In the proposed trial, patients will be randomly assigned to community care (Condition 1) or to one of the two intervention arms. Each intervention is an extension of the intervention shown to be effective for maintained cessation in the current trial. In Condition 2 all patients will consult a physician who, in line with standard practice, will recommend cessation medication only to patients ready to quit, if it is not contraindicated. Further, counselors will address medication adherence as an aspect of the intervention; they will address relapse more vigorously; and they will train a family member or friend to be more autonomy supportive if the patient agrees. In Condition 3, in addition to recommending medications to patients ready to quit, a smoking-reduction approach, with the aid of medications, will be used for patients who are not ready to quit or who relapsed and are not ready to try again. For these patients, we will begin by working to reduce the number of cigarettes to half and when that is accomplished, cessation will be considered. In this group, counselors will also address adherence, relapse prevention, and the support of a family member or friend. In all three conditions we will examine medication adherence as a mediator of treatment effects on maintained cessation, an issue that has received little empirical attention in tobacco-dependence treatment yet is of central importance in determining the effectiveness of the medications (Pierce & Gilpin, 2002). The proposed trial will have a 24-month follow up. The focus on medication use and adherence will require additional physician time with each patient in the proposed interventions (relative to the intervention in our current trial), so we will do cost effectiveness analyses for the two expanded interventions relative to community care and to the intervention in the current trial.
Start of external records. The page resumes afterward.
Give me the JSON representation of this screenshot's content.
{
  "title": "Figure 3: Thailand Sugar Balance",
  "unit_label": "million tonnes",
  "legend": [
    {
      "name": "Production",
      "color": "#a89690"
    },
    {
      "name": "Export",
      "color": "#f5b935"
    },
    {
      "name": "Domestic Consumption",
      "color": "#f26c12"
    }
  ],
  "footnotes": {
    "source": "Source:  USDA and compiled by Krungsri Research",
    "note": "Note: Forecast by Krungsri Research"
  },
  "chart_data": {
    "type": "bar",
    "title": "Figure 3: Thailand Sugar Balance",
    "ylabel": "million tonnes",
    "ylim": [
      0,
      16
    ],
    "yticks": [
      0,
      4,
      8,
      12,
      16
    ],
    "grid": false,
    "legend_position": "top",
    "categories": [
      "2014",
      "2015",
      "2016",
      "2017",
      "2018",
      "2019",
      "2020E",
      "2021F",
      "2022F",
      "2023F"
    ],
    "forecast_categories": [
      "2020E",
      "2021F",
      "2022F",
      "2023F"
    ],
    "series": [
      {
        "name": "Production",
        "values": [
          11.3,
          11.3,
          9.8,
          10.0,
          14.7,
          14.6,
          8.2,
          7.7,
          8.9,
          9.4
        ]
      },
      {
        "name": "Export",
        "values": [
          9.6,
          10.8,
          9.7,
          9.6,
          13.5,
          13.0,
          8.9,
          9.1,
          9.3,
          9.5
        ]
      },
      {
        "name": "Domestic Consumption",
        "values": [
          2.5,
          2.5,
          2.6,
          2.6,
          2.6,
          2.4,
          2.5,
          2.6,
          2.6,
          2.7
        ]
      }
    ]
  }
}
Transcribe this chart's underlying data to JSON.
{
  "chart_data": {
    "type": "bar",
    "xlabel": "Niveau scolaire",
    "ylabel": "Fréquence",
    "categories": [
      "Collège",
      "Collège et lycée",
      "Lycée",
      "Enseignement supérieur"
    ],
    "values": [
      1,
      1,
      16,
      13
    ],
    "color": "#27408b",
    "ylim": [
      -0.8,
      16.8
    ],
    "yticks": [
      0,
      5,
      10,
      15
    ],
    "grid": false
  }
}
In sum, the specific aims of the proposed work are:

  1. To examine long-term, 32-month maintenance of the cessation outcomes for the SDT-based intervention (versus community care) in the current trial;

  2. To test maintained cessation for each of two expanded interventions (both of which put greater focus on medication adherence, family involvement, and maintenance, and one of which uses a smoking reduction approach) relative to community care;

  3. To examine medication adherence as one mediator of treatment effects on maintained cessation;

  4. To examine the cost effectiveness of having physicians involved in the intervention to prescribe and monitor medication use;

  5. To study how maintained cessation affects quality of life for patients; and

  6. To examine the self-determination process model, expanded to include autonomous motivation and perceived competence for medication adherence and actual adherence to promote maintained abstinence over the long term.